MANCHESTER — The city Zoning Board has again rejected a proposed AT&T cell phone tower off South Mammoth Road, the latest setback for the wireless giant and another victory for a group of residents who have fought the tower for two years.
The Zoning Board voted 3-1 on Wednesday against a variance that would have permitted AT&T to build a 100-foot tower in the residential zone.
The tower, which would be in the shape of a "faux tree," was proposed at 235 South Mammoth Road, in the woods behind the home Mark Sanborn and his family.
The rejection raises the possibility that attorneys for AT&T will resume legal action against the city in federal court. AT&T had appealed the Zoning Board's rejection in 2011 of a tower at the site, on the grounds it violated the federal Telecommunications Act, which limits the ability of local authorities to prevent tower construction in order to improve wireless coverage.
AT&T representatives agreed in August to present new data to city regulators before the U.S. District Court judge ruled on the case.
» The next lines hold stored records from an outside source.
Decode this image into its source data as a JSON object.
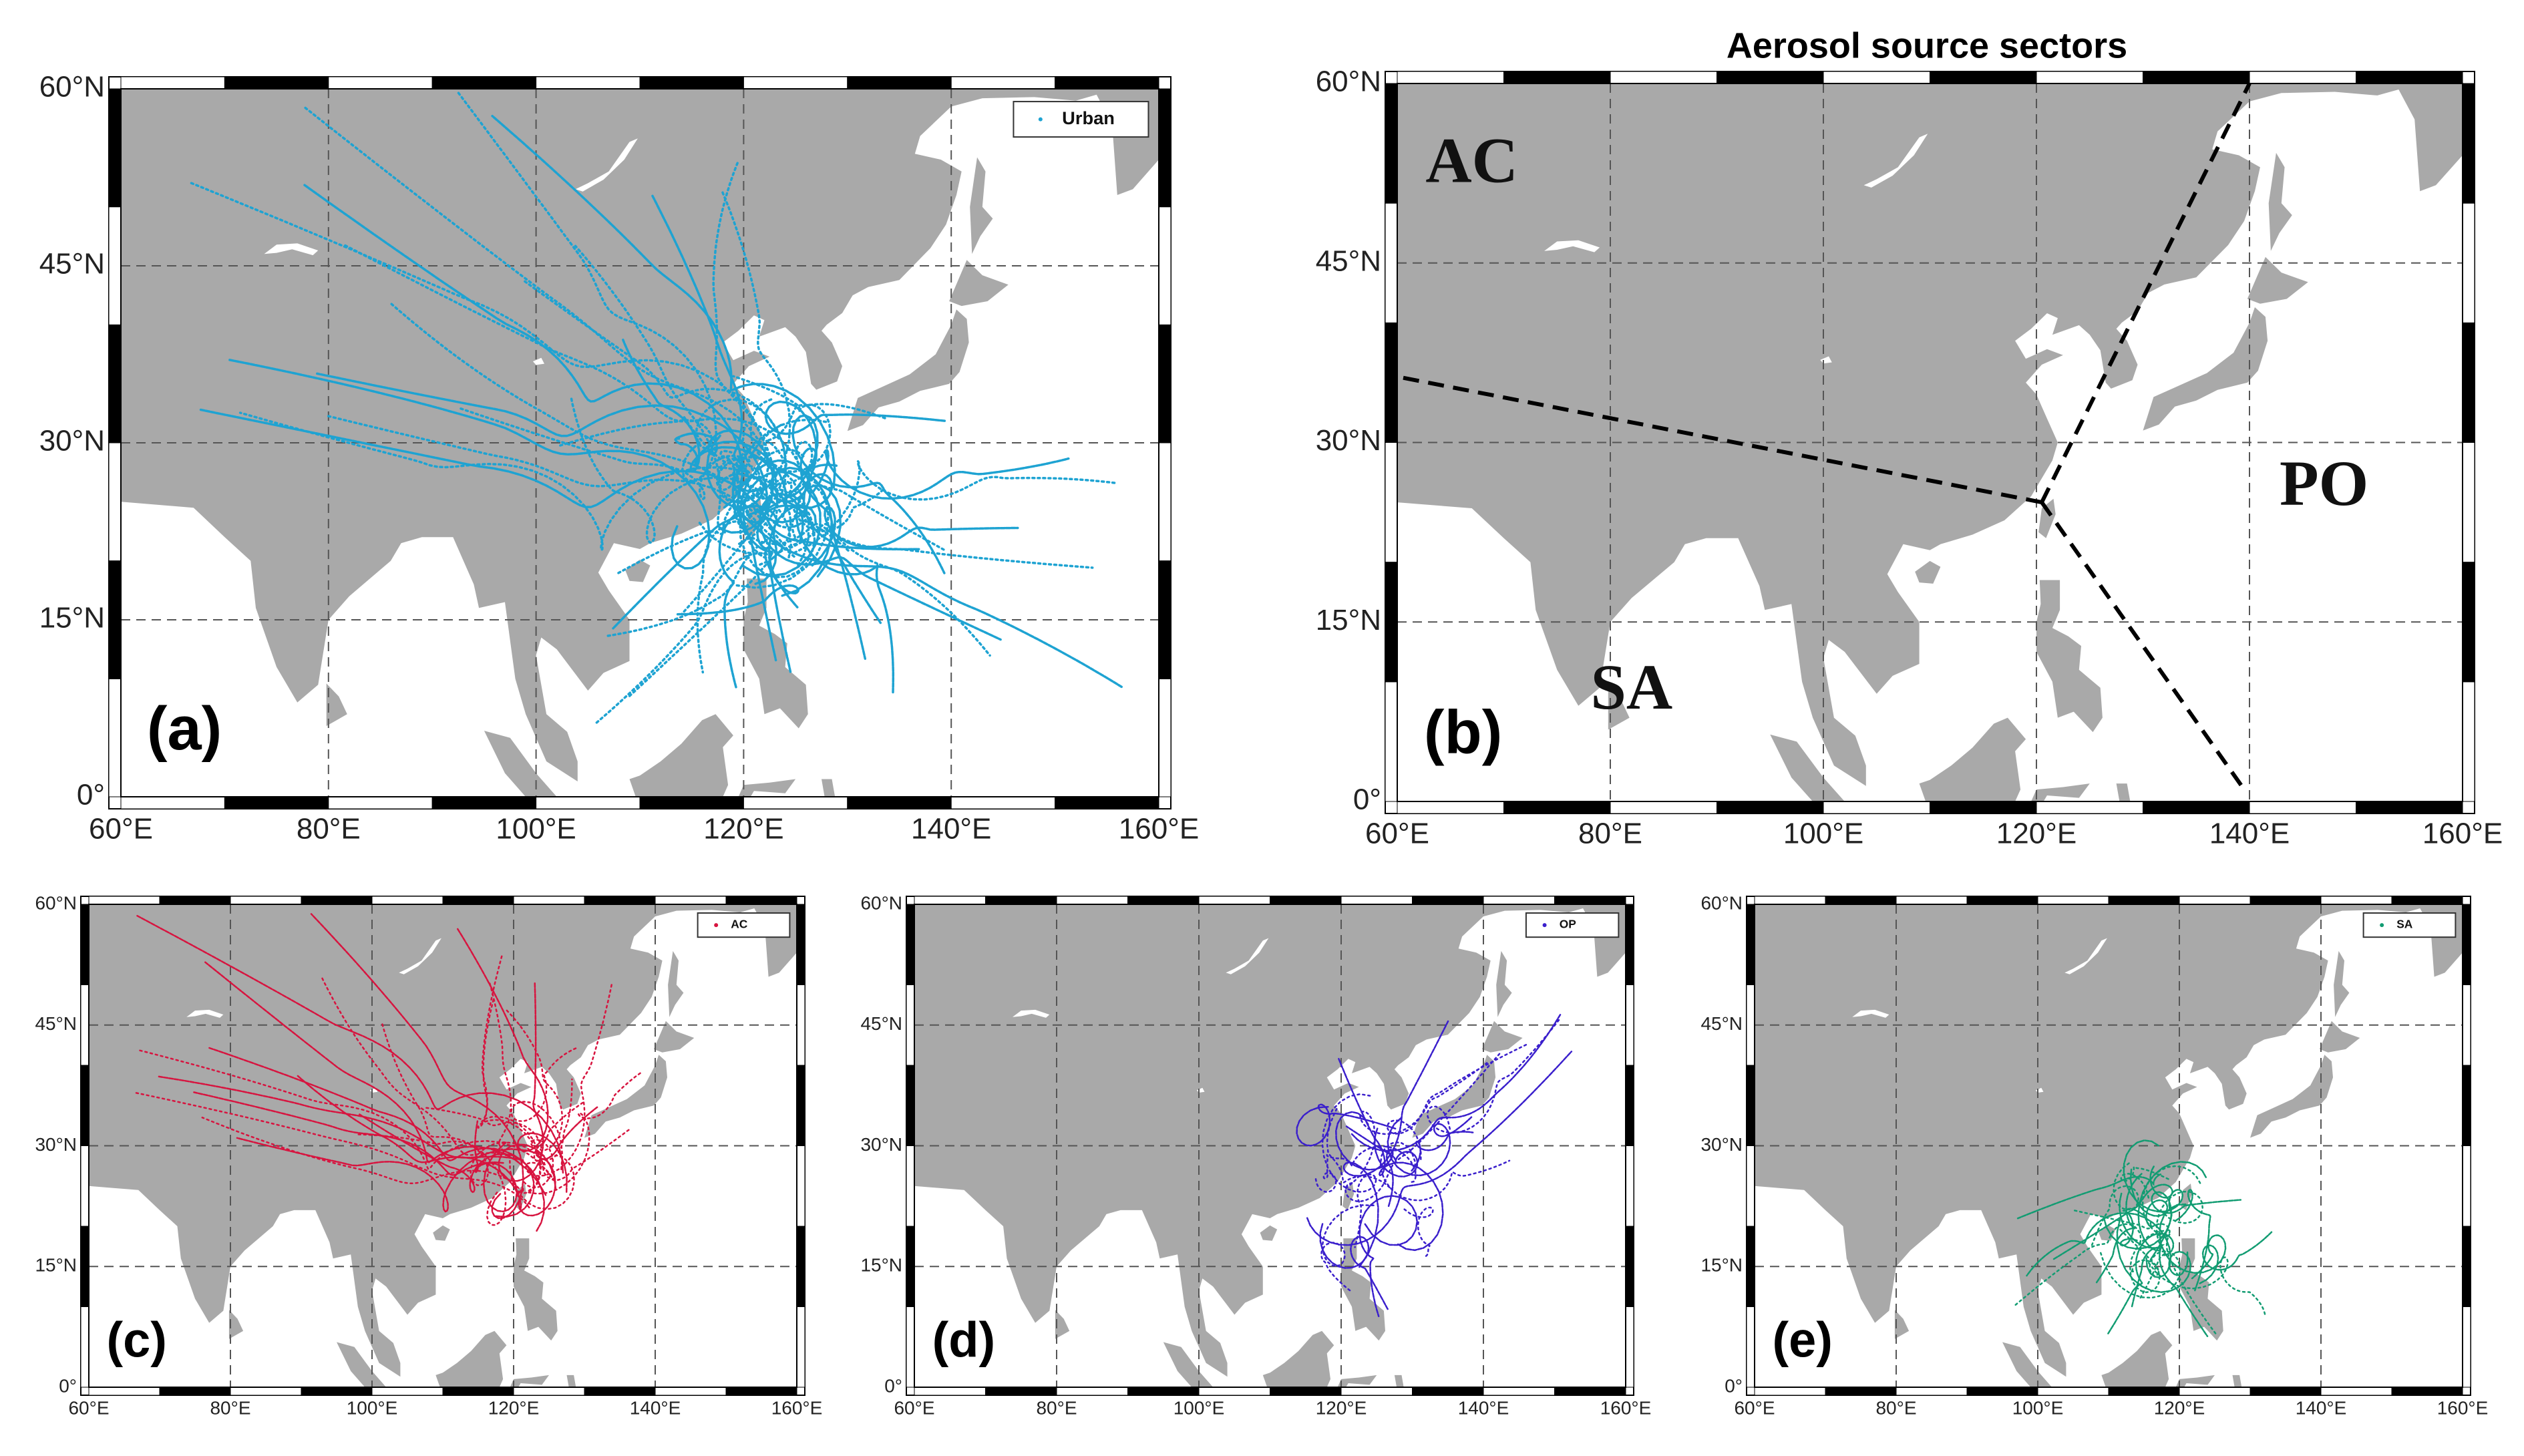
{
  "title": "Aerosol source sectors",
  "panels": [
    {
      "label": "(a)",
      "legend": "Urban",
      "xticks": [
        "60°E",
        "80°E",
        "100°E",
        "120°E",
        "140°E",
        "160°E"
      ],
      "yticks": [
        "0°",
        "15°N",
        "30°N",
        "45°N",
        "60°N"
      ]
    },
    {
      "label": "(b)",
      "sectors": [
        "AC",
        "PO",
        "SA"
      ],
      "xticks": [
        "60°E",
        "80°E",
        "100°E",
        "120°E",
        "140°E",
        "160°E"
      ],
      "yticks": [
        "0°",
        "15°N",
        "30°N",
        "45°N",
        "60°N"
      ]
    },
    {
      "label": "(c)",
      "legend": "AC",
      "xticks": [
        "60°E",
        "80°E",
        "100°E",
        "120°E",
        "140°E",
        "160°E"
      ],
      "yticks": [
        "0°",
        "15°N",
        "30°N",
        "45°N",
        "60°N"
      ]
    },
    {
      "label": "(d)",
      "legend": "OP",
      "xticks": [
        "60°E",
        "80°E",
        "100°E",
        "120°E",
        "140°E",
        "160°E"
      ],
      "yticks": [
        "0°",
        "15°N",
        "30°N",
        "45°N",
        "60°N"
      ]
    },
    {
      "label": "(e)",
      "legend": "SA",
      "xticks": [
        "60°E",
        "80°E",
        "100°E",
        "120°E",
        "140°E",
        "160°E"
      ],
      "yticks": [
        "0°",
        "15°N",
        "30°N",
        "45°N",
        "60°N"
      ]
    }
  ]
}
Following the Zoning Board's vote, Stephen Anderson, the chief legal representative for AT&T at Wednesday's hearing, said he couldn't comment on the company's next steps.
AT&T had pursued several possible locations for the tower in southeast Manchester, which it says is necessary to bridge coverage gaps in the area and, in particular, to improve "in-building" coverage.
A year ago, AT&T had proposed leasing Manchester Water Works land off Cohas Avenue. The deal would have netted the Water Works an initial payment of $75,000 and around $15,000 a year for the 25-30 year term of the lease. The aldermen rejected the deal in response to concerns from the neighbors, who have argued that the tower would be an eyesore, diminish property values and could pose health problems.
Neighborhood resident and Democratic activist Kathy Sullivan has been outspoken against the cell tower, and she reiterated her concerns Wednesday night.
"Unless and until AT&T produces the evidence, they have not met the burden of proof that there is no feasible alternative to building in the middle of a residential district," she said.
Another resident opposed to the tower, Alex Saidel, presented maps and charts in a lengthy presentation at the board meeting.
He said he couldn't understand why AT&T wouldn't use another location.
"I wonder if the deal they have cut with Mr. Sanborn is so good they don't want to do anything else," he said. "Maybe it's not about coverage for 50 customers; maybe it's about setting a precedent."
Two aldermen also attended the hearing, Alderman-At-Large Joe Kelly Levasseur and Tom Katsiantonis, who represents Ward 8, where the tower would be located. Both men oppose the tower in the neighborhood.
In its court filings, AT&T said it looked at 15 sites in the area, including Holy Cross sisters, the Assumption Greek Church and McLaughlin Middle School, who all turned the company down. The fire station at East Industrial Park Drive would need a 200 foot tower, and that would run into problems with the Federal Aviation Administration, company officials said.
Anderson, AT&T's legal counsel, insisted that an independent study had confirmed that there were no other viable alternative locations for the tower to meet its coverage needs.
"In-building coverage is critically important to wireless customers.
It's important to point out the demographic statistic that people under 28 years old rely almost exclusively on wireless devices," he said. "Schools increasingly rely on wireless. This is the future of education."
Meanwhile, Sanborn, the man who owns the property AT&T wants to lease, noted that the tower would be set off South Mammoth Road by 500 feet and would be nestled in the woods behind his house, with the top of the tower barely rising above the existing trees.
"Everybody wants technology but nobody wants a tower that they can't even see really," he said in an interview at his house before the hearing. "I don't get it. Myself, I don't have a problem. My family has been here 105 years."